I career around the pavement, and I want to kiss someone, hit someone, shout at someone, kill someone, stick my hand down the front of someone’s trousers and squeeze them until they squeal. I realise in some base way that this is me, this has always been me, but that I have sat on it, stifled it, trapped it in a cage, sedated it like a pet tiger, and it seems at this moment in time that the line between me killing someone and not killing someone has always been so much finer than I’d ever realised, and I want to stab someone through the heart and punch someone in the face. I want to do that. I really, really want to do that.

But also, I want to do drugs. I want some coke. And some vodka. I find my way back to the Magdala and make myself as sober as possible before I ask the barman if he knows anyone, and thankfully he gets the inference immediately and points me in the direction of a woman in the far corner of the bar who looks about fifty. She is drinking beer, alone, and I walk towards her and shegestures me towards the private area in the far left corner and says, ‘Are you OK? You look pretty wired.’ And I say, ‘Yeah, I am pretty wired.’ I tell her that I’ve drunk a bottle of wine and a bottle of champagne and that I feel like I’m losing my mind and I need something, I just need something, and she says, ‘Well, you don’t need coke, that’s for sure.’ And she gives me some ketamine and some Valium and I give her fifty dollars and she goes back to her beer and I pocket the pills and the powder and I leave.

Immediately I’m annoyed that I let her talk me out of the coke. But I don’t want to go back so I go into another bar and drink three shots of tequila in a row and send a text to Kris Doll.

I’m drunk and horny. Come and find me on your big bike.

(Although actually it says:Im dunk and horn comr adn find em On your big bike, with a bike emoji.)

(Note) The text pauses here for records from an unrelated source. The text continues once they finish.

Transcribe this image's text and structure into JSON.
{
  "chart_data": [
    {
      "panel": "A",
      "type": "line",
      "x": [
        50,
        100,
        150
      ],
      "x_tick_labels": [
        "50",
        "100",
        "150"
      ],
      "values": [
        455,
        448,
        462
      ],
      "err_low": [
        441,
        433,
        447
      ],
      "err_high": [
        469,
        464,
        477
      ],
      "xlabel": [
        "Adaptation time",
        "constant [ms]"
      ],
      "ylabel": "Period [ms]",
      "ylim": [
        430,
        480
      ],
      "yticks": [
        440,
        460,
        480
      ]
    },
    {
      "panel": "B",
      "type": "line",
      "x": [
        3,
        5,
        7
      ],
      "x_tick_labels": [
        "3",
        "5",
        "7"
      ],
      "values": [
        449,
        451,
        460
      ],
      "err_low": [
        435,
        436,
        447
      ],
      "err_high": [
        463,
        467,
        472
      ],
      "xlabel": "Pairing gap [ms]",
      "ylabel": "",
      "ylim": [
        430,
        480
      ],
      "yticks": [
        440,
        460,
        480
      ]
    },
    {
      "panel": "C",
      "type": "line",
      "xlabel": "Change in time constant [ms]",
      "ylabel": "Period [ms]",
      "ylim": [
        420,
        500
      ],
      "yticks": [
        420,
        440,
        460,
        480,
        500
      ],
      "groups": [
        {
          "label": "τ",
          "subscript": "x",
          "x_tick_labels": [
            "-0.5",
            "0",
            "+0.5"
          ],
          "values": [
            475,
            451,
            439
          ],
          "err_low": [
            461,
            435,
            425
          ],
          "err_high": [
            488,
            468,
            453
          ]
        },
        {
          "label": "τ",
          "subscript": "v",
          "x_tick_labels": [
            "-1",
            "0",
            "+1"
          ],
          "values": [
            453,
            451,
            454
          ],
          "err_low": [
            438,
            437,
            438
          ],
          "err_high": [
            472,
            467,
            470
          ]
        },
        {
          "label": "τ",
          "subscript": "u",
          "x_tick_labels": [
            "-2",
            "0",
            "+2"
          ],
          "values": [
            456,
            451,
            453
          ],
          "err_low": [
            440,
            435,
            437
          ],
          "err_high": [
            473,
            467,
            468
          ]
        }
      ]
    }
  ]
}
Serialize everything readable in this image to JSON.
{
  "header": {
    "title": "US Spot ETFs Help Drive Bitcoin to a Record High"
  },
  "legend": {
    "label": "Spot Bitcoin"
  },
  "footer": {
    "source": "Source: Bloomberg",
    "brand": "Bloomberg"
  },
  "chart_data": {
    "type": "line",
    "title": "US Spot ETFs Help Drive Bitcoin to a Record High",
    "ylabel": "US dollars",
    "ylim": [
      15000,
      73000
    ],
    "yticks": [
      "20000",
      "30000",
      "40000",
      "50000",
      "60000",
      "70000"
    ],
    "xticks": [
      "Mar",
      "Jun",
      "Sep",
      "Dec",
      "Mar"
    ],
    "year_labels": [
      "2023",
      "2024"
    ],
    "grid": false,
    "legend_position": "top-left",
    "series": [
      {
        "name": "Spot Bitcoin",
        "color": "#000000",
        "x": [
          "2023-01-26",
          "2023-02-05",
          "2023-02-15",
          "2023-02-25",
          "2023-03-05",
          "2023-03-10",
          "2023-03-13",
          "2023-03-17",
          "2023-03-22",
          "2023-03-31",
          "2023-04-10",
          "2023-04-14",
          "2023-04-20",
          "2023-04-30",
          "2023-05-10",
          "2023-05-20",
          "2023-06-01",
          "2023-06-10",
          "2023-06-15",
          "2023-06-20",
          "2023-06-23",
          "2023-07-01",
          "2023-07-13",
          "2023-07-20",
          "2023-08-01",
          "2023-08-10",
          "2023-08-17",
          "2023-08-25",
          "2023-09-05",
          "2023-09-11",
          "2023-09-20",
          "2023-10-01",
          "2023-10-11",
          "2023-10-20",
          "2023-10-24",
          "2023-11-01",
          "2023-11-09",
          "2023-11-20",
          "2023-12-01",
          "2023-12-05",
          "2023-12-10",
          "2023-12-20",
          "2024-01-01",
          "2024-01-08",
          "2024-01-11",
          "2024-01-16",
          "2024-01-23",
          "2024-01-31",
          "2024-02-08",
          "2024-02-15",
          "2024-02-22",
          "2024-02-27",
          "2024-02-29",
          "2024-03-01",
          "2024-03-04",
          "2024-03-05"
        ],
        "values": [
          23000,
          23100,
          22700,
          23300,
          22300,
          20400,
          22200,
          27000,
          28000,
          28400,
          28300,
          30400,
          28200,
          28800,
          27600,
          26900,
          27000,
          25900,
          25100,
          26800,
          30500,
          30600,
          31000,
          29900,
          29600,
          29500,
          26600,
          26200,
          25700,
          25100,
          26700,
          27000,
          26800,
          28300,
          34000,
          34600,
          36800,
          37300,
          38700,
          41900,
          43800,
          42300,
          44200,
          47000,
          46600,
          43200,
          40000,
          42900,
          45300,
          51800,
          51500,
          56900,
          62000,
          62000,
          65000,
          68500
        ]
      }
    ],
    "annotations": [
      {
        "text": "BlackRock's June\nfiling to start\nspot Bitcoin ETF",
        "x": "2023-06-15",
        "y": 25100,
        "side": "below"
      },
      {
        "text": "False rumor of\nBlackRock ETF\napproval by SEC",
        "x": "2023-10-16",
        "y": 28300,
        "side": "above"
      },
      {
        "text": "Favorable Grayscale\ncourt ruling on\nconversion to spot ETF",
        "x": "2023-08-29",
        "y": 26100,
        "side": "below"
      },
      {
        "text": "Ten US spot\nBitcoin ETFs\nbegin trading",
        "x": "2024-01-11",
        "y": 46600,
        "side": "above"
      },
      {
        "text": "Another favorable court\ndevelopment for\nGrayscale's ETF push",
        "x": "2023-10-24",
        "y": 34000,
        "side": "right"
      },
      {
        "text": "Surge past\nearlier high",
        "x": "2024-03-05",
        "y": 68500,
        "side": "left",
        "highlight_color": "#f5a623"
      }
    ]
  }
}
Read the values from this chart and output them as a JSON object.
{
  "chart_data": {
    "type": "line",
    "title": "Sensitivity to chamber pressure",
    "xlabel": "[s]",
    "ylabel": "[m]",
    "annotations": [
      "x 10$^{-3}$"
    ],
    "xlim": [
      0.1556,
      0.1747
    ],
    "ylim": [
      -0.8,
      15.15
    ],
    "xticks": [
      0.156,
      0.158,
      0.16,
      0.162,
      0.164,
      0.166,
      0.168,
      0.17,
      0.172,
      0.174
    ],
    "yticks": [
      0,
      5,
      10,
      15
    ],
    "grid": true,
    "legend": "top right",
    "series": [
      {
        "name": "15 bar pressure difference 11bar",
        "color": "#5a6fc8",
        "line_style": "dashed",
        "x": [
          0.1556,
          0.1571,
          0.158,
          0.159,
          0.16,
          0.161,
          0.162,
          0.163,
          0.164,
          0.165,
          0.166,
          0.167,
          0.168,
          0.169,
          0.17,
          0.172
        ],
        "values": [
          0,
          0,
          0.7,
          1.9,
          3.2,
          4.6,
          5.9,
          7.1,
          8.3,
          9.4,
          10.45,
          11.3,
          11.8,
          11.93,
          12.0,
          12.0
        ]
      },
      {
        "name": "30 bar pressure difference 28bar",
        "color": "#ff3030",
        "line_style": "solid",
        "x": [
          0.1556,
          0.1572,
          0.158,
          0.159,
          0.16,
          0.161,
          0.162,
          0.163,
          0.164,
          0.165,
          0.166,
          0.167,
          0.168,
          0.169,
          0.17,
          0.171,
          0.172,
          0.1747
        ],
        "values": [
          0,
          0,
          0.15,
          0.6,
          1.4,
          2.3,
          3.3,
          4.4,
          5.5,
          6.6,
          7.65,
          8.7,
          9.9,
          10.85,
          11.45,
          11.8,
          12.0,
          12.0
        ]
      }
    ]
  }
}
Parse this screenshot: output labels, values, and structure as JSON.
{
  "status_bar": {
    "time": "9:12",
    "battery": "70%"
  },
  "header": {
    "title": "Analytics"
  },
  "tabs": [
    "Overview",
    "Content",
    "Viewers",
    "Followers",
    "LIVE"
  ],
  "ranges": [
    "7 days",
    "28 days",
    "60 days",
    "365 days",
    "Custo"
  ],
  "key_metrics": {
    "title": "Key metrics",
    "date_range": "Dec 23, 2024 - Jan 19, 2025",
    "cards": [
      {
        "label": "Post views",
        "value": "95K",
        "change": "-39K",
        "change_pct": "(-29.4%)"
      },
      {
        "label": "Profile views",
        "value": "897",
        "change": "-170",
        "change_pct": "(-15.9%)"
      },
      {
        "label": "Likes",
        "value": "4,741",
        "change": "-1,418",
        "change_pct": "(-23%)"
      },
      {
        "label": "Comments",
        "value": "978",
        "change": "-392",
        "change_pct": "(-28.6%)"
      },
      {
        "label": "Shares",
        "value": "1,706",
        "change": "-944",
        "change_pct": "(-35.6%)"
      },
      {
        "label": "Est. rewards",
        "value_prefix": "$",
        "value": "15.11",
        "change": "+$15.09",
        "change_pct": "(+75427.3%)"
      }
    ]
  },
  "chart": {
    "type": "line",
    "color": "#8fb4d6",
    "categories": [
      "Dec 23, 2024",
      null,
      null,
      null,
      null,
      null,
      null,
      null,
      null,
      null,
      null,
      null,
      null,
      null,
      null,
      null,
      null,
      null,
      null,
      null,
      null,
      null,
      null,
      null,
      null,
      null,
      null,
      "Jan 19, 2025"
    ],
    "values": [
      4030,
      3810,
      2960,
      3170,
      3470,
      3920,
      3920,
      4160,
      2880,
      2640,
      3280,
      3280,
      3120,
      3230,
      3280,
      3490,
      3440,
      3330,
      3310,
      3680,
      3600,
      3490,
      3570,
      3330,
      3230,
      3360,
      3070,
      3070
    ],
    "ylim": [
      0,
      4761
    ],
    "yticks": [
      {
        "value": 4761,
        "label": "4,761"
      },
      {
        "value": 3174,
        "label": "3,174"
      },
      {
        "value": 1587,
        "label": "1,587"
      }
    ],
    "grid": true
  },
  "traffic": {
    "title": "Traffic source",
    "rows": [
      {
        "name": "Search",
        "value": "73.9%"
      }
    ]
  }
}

I try to get into a club but the security guy won’t let me in and I tussle with him, physically, slam my hands into his chest, feel the futility of it as he pushes back with his own steroid-pumped forearms and peels me away from him like a wet leaf, and then I am free-wheeling for a while, shouting things out to strangers now who stare back at me with disgust and wry amusement. I hand the ketamine and the Valium to a pair of teenage boys. ‘Here. Have some drugs.’ They take the baggies with slack jaws, and then I am outside my apartment block and I look up and I see the light is on in Phin’s apartment and my gut is burning, my heart, my head are burning, flames of fury are licking up through me and threatening to swallow me whole and I need I need I need …

I buzz myself into the building and I storm the stairs to the first floor and I know I should wait and I should plan and I should do this properly for God’s sake do it properly but I just can’t and Ibang on the teal door with the fox-head knocker and I hear a voice saying, ‘Er, hi?’

‘Hi,’ I say, using an American accent. ‘This is Jeff. From upstairs. Could I have just a minute of your time?’

There is a pause. I shuffle from foot to foot and then I hear the chain unlatch and the door open and I put my foot right there, in the gap and I leave it there and I look up and there is Phin looking down at me and I see it, the split second that he goes from thinking I am Jeff from upstairs to knowing that I am Henry from his nightmares, but it is too late, because I am in his apartment and there is absolutely nothing he can do about it.